14 December 2016

  • US futures based ethanol margins are resting at their best levels in years. The chart below plots these margins excluding costs. Working backwards on costs suggests that most plants are making $1.14/bu of corn or $.39/gallon. The hefty margin of ethanol producers is one reason why Chicago corn prices are rising as US farmers hold onto stored supplies and US exporters and ethanol producers fight for supply. Rising crude oil/gasoline prices are only accentuating the ethanol production gains. Ethanol margins may have to peak before corn prices head back down.

  • Chicago markets have been choppy with wheat, corn and soybeans a touch lower in slow volume trade. The Fed announcement has been the main watchpoint, and they did not disappoint with a ¼ point increase with a suggestion of faster paced increases in 2017 as the Trump administration takes over with promises to boost growth through tax cuts, spending and deregulation.

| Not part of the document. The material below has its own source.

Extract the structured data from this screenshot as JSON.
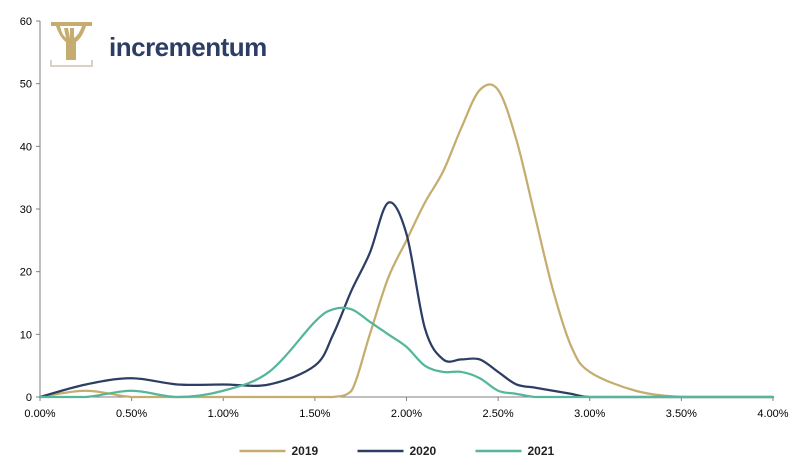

  • The feeling this afternoon is that fund managers are wanting to buy breaks rather than sell rallies, with a belief that funds are just not in a bearish mindset right now, despite the global supply and stock position. However, we should point out that Jan ’17 soybeans have held support levels at $10.20 (so far) although there is a looming chart gap below $10.00, which should be watched carefully. There appears to be a lack of S American and US farmer cash related selling on declines, which has allowed Chicago futures to bounce. Recall US farmers have sold as much as 66% of old crop soybeans and S American farmers are bullish on surging US$ strength.
  • Weather forecasts remain favourable for S America and private forecasters are increasing their estimates slightly for Brazilian corn and soybean crops. It appears to be the rain in Argentina that could expand soybean and late corn seedings.
  • Our leaning remains towards longer term bearishness although we would expect and anticipate rallies into early 2017 on growing inflationary expectation in the US.